When pyuria occurs from the rupture of a contiguous abscess into the urinary passages, there will have been no previous history of the presence of pus in the urine, in the acute cases, and the pus will appear abruptly. After being present for a few hours, or perhaps from one to two days, it may disappear as abruptly as it came. In other cases it may decrease gradually for two or three days before its entire disappearance. There will be a history of other inflammatory disease or there will be found an area of tenderness in conjunction with some of the contiguous organs which will lead to the suspicion of an inflammation and a tendency toward pus formation.
Diagnosis:—The presence of a clear, white sediment in urine which has been previously cloudy will point to pus. The examination of a small quantity under a low-power glass will show the large, somewhat rough, irregularly shaped cells. Both phosphaturia and oxaluria will present a white sediment, but these can be distinguished by microscopical or proper chemical examination. A quick test of urine for pus can be made by means of a solution of potassium hydrate; the ordinary liquor potassse will be sufficient. If a quantity of this be added to the sediment from which the clear urine has been decanted, a gelatinous mass will result. As pus serum contains albumin, urine containing pus will therefore always contain albumin, which is with difficulty distinguished from albumin of albuminuria.

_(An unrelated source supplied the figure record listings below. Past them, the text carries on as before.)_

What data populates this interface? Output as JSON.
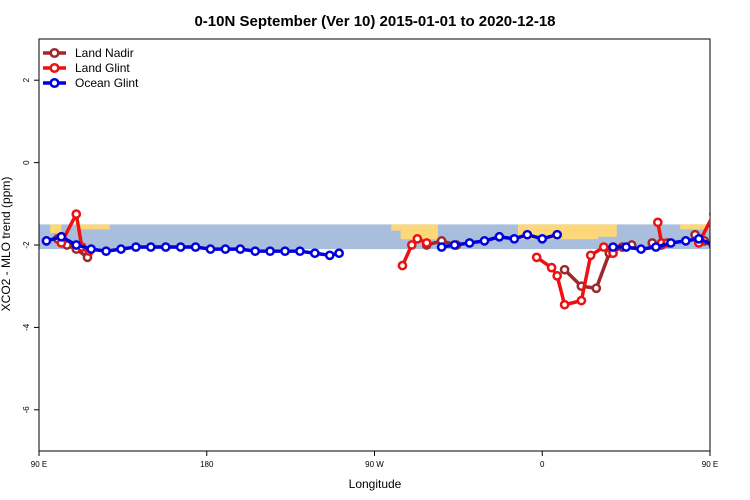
{
  "chart_data": {
    "type": "line",
    "title": "0-10N September (Ver 10)   2015-01-01 to 2020-12-18",
    "xlabel": "Longitude",
    "ylabel": "XCO2 - MLO trend (ppm)",
    "xlim": [
      90,
      450
    ],
    "ylim": [
      -7,
      3
    ],
    "x_ticks": [
      {
        "value": 90,
        "label": "90 E"
      },
      {
        "value": 180,
        "label": "180"
      },
      {
        "value": 270,
        "label": "90 W"
      },
      {
        "value": 360,
        "label": "0"
      },
      {
        "value": 450,
        "label": "90 E"
      }
    ],
    "y_ticks": [
      {
        "value": 2,
        "label": "2"
      },
      {
        "value": 0,
        "label": "0"
      },
      {
        "value": -2,
        "label": "-2"
      },
      {
        "value": -4,
        "label": "-4"
      },
      {
        "value": -6,
        "label": "-6"
      }
    ],
    "legend_position": "top-left",
    "background_band": {
      "y_range": [
        -2.1,
        -1.5
      ],
      "ocean_color": "#a8bedc",
      "land_color": "#fcd87a"
    },
    "land_regions": [
      {
        "x_range": [
          96,
          102
        ],
        "depth": 0.35
      },
      {
        "x_range": [
          110,
          128
        ],
        "depth": 0.2
      },
      {
        "x_range": [
          279,
          284
        ],
        "depth": 0.25
      },
      {
        "x_range": [
          284,
          304
        ],
        "depth": 0.6
      },
      {
        "x_range": [
          347,
          370
        ],
        "depth": 0.6
      },
      {
        "x_range": [
          370,
          390
        ],
        "depth": 0.6
      },
      {
        "x_range": [
          390,
          400
        ],
        "depth": 0.5
      },
      {
        "x_range": [
          434,
          450
        ],
        "depth": 0.2
      }
    ],
    "series": [
      {
        "name": "Land Nadir",
        "color": "#a02828",
        "segments": [
          [
            [
              100,
              -1.85
            ],
            [
              105,
              -2.0
            ],
            [
              110,
              -2.1
            ],
            [
              116,
              -2.3
            ]
          ],
          [
            [
              298,
              -2.0
            ],
            [
              306,
              -1.9
            ],
            [
              314,
              -2.0
            ]
          ],
          [
            [
              372,
              -2.6
            ],
            [
              381,
              -3.0
            ],
            [
              389,
              -3.05
            ],
            [
              396,
              -2.2
            ],
            [
              403,
              -2.05
            ],
            [
              408,
              -2.0
            ]
          ],
          [
            [
              419,
              -1.95
            ],
            [
              424,
              -2.0
            ]
          ],
          [
            [
              442,
              -1.75
            ],
            [
              447,
              -1.9
            ],
            [
              452,
              -2.05
            ],
            [
              459,
              -2.3
            ]
          ]
        ]
      },
      {
        "name": "Land Glint",
        "color": "#ee1111",
        "segments": [
          [
            [
              102,
              -1.95
            ],
            [
              110,
              -1.25
            ],
            [
              113,
              -2.05
            ],
            [
              117,
              -2.15
            ]
          ],
          [
            [
              285,
              -2.5
            ],
            [
              290,
              -2.0
            ],
            [
              293,
              -1.85
            ],
            [
              298,
              -1.95
            ]
          ],
          [
            [
              357,
              -2.3
            ],
            [
              365,
              -2.55
            ],
            [
              368,
              -2.75
            ],
            [
              372,
              -3.45
            ],
            [
              381,
              -3.35
            ],
            [
              386,
              -2.25
            ],
            [
              393,
              -2.05
            ],
            [
              398,
              -2.2
            ]
          ],
          [
            [
              422,
              -1.45
            ],
            [
              424,
              -1.95
            ],
            [
              427,
              -1.95
            ]
          ],
          [
            [
              444,
              -1.95
            ],
            [
              452,
              -1.25
            ],
            [
              455,
              -2.05
            ],
            [
              459,
              -2.15
            ]
          ]
        ]
      },
      {
        "name": "Ocean Glint",
        "color": "#0000dd",
        "segments": [
          [
            [
              94,
              -1.9
            ],
            [
              102,
              -1.8
            ],
            [
              110,
              -2.0
            ],
            [
              118,
              -2.1
            ],
            [
              126,
              -2.15
            ],
            [
              134,
              -2.1
            ],
            [
              142,
              -2.05
            ],
            [
              150,
              -2.05
            ],
            [
              158,
              -2.05
            ],
            [
              166,
              -2.05
            ],
            [
              174,
              -2.05
            ],
            [
              182,
              -2.1
            ],
            [
              190,
              -2.1
            ],
            [
              198,
              -2.1
            ],
            [
              206,
              -2.15
            ],
            [
              214,
              -2.15
            ],
            [
              222,
              -2.15
            ],
            [
              230,
              -2.15
            ],
            [
              238,
              -2.2
            ],
            [
              246,
              -2.25
            ],
            [
              251,
              -2.2
            ]
          ],
          [
            [
              306,
              -2.05
            ],
            [
              313,
              -2.0
            ],
            [
              321,
              -1.95
            ],
            [
              329,
              -1.9
            ],
            [
              337,
              -1.8
            ],
            [
              345,
              -1.85
            ],
            [
              352,
              -1.75
            ],
            [
              360,
              -1.85
            ],
            [
              368,
              -1.75
            ]
          ],
          [
            [
              398,
              -2.05
            ],
            [
              405,
              -2.05
            ],
            [
              413,
              -2.1
            ],
            [
              421,
              -2.05
            ],
            [
              429,
              -1.95
            ],
            [
              437,
              -1.9
            ],
            [
              444,
              -1.85
            ],
            [
              452,
              -2.0
            ],
            [
              460,
              -2.1
            ],
            [
              468,
              -2.15
            ],
            [
              476,
              -2.15
            ],
            [
              484,
              -2.1
            ],
            [
              492,
              -2.05
            ],
            [
              500,
              -2.05
            ]
          ]
        ]
      }
    ]
  }
}
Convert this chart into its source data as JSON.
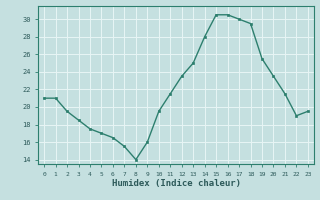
{
  "x": [
    0,
    1,
    2,
    3,
    4,
    5,
    6,
    7,
    8,
    9,
    10,
    11,
    12,
    13,
    14,
    15,
    16,
    17,
    18,
    19,
    20,
    21,
    22,
    23
  ],
  "y": [
    21.0,
    21.0,
    19.5,
    18.5,
    17.5,
    17.0,
    16.5,
    15.5,
    14.0,
    16.0,
    19.5,
    21.5,
    23.5,
    25.0,
    28.0,
    30.5,
    30.5,
    30.0,
    29.5,
    25.5,
    23.5,
    21.5,
    19.0,
    19.5
  ],
  "ylim": [
    13.5,
    31.5
  ],
  "yticks": [
    14,
    16,
    18,
    20,
    22,
    24,
    26,
    28,
    30
  ],
  "xticks": [
    0,
    1,
    2,
    3,
    4,
    5,
    6,
    7,
    8,
    9,
    10,
    11,
    12,
    13,
    14,
    15,
    16,
    17,
    18,
    19,
    20,
    21,
    22,
    23
  ],
  "xlabel": "Humidex (Indice chaleur)",
  "line_color": "#2d7f6e",
  "marker_color": "#2d7f6e",
  "bg_color": "#c5e0e0",
  "grid_color": "#e8f5f5",
  "tick_label_color": "#2d5a5a",
  "xlabel_color": "#2d5a5a"
}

Treatment:—I have obtained excellent results in the treatment of this condition by the use of the tincture of the chlorid of iron. There are many indications that point to its use. One of my patients, a very severe case, received no benefit from any treatment until he stopped the use of tobacco, when the pus ceased rather abruptly. After two years it returned immediately he began to smoke, and stopped again when the tobacco was finally discontinued permanently. The use of echinacea with hydrastis canadensis, or the two remedies with hamamelis, continued for a long period, will correct the condition. Good results will follow the use of triticum, epigea repens, marshmallows or hamamelis. If the pus is mixed with blood, I should give the indicated remedy in conjunction with gallic acid or thuja.

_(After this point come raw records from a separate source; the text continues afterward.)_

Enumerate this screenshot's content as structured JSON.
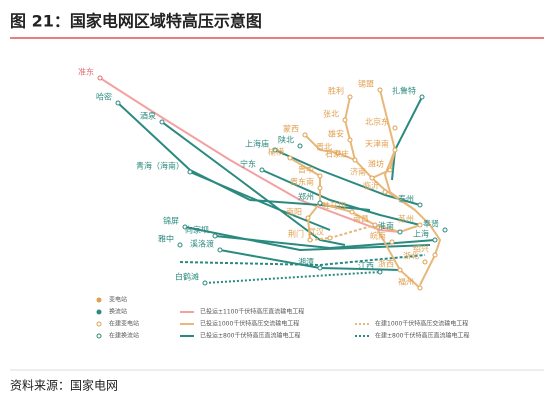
{
  "title": "图 21：国家电网区域特高压示意图",
  "nodes": [
    {
      "label": "准东"
    },
    {
      "label": "哈密"
    },
    {
      "label": "酒泉"
    },
    {
      "label": "青海（海南）"
    },
    {
      "label": "宁东"
    },
    {
      "label": "上海庙"
    },
    {
      "label": "陕北"
    },
    {
      "label": "蒙西"
    },
    {
      "label": "锡盟"
    },
    {
      "label": "胜利"
    },
    {
      "label": "扎鲁特"
    },
    {
      "label": "张北"
    },
    {
      "label": "北京东"
    },
    {
      "label": "雄安"
    },
    {
      "label": "天津南"
    },
    {
      "label": "榆横"
    },
    {
      "label": "晋北"
    },
    {
      "label": "石家庄"
    },
    {
      "label": "济南"
    },
    {
      "label": "晋中"
    },
    {
      "label": "潍坊"
    },
    {
      "label": "临沂"
    },
    {
      "label": "晋东南"
    },
    {
      "label": "南阳"
    },
    {
      "label": "郑州"
    },
    {
      "label": "驻马店"
    },
    {
      "label": "荆门"
    },
    {
      "label": "武汉"
    },
    {
      "label": "南昌"
    },
    {
      "label": "泰州"
    },
    {
      "label": "苏州"
    },
    {
      "label": "淮南"
    },
    {
      "label": "皖南"
    },
    {
      "label": "上海"
    },
    {
      "label": "绍兴"
    },
    {
      "label": "奉贤"
    },
    {
      "label": "锦屏"
    },
    {
      "label": "向家坝"
    },
    {
      "label": "雅中"
    },
    {
      "label": "溪洛渡"
    },
    {
      "label": "白鹤滩"
    },
    {
      "label": "湘潭"
    },
    {
      "label": "江西"
    },
    {
      "label": "浙西"
    },
    {
      "label": "福州"
    },
    {
      "label": "浙北"
    }
  ],
  "legend": [
    {
      "label": "变电站"
    },
    {
      "label": "换流站"
    },
    {
      "label": "在建变电站"
    },
    {
      "label": "在建换流站"
    },
    {
      "label": "已投运±1100千伏特高压直流输电工程"
    },
    {
      "label": "已投运1000千伏特高压交流输电工程"
    },
    {
      "label": "已投运±800千伏特高压直流输电工程"
    },
    {
      "label": "在建1000千伏特高压交流输电工程"
    },
    {
      "label": "在建±800千伏特高压直流输电工程"
    }
  ],
  "source": "资料来源：国家电网"
}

In cases of purulent cystitis, an occasional irrigation of the bladder, conducted with extreme care as to asepsis, will be necessary at the onset. Later, irrigation should be avoided, except when imperative. A solution of boric acid, or a few drops of extract of pinus canadensis, or hydrastis, or a distilled extract of witch hazel may be used. I have obtained the best of results in those cases where the urine has a fetid, acrid smell and an alkaline reaction, from the use of benzoic acid four grains, sodium borate six grains, in half an ounce of cinnamon water, given every two hours. The results from this are immediate relief from pain and tenesmus, an increase in the flow of the watery portion of the urine, a marked decrease in the quantity of pus and mucus and a satisfactory abatement of the symptoms. If one dram of thuja be added to three drams of chimaphila, this mixture may be given in doses of fifteen drops every two hours in a tablespoonful of cinnamon water, with fine results. Elaterium in small doses is suggested when there is teasing, irritating tenesmus. Ten drops of the specific medicine are added to four ounces of water and given in teaspoonful doses every two hours. Specific cocklebur and specific red onion are indicated by irritation from the presence of sand or gravel in the sediment, with a constant or frequent desire to urinate. Much attention should be paid to diet with these patients. It should be bland, non-irritating and readily digestible.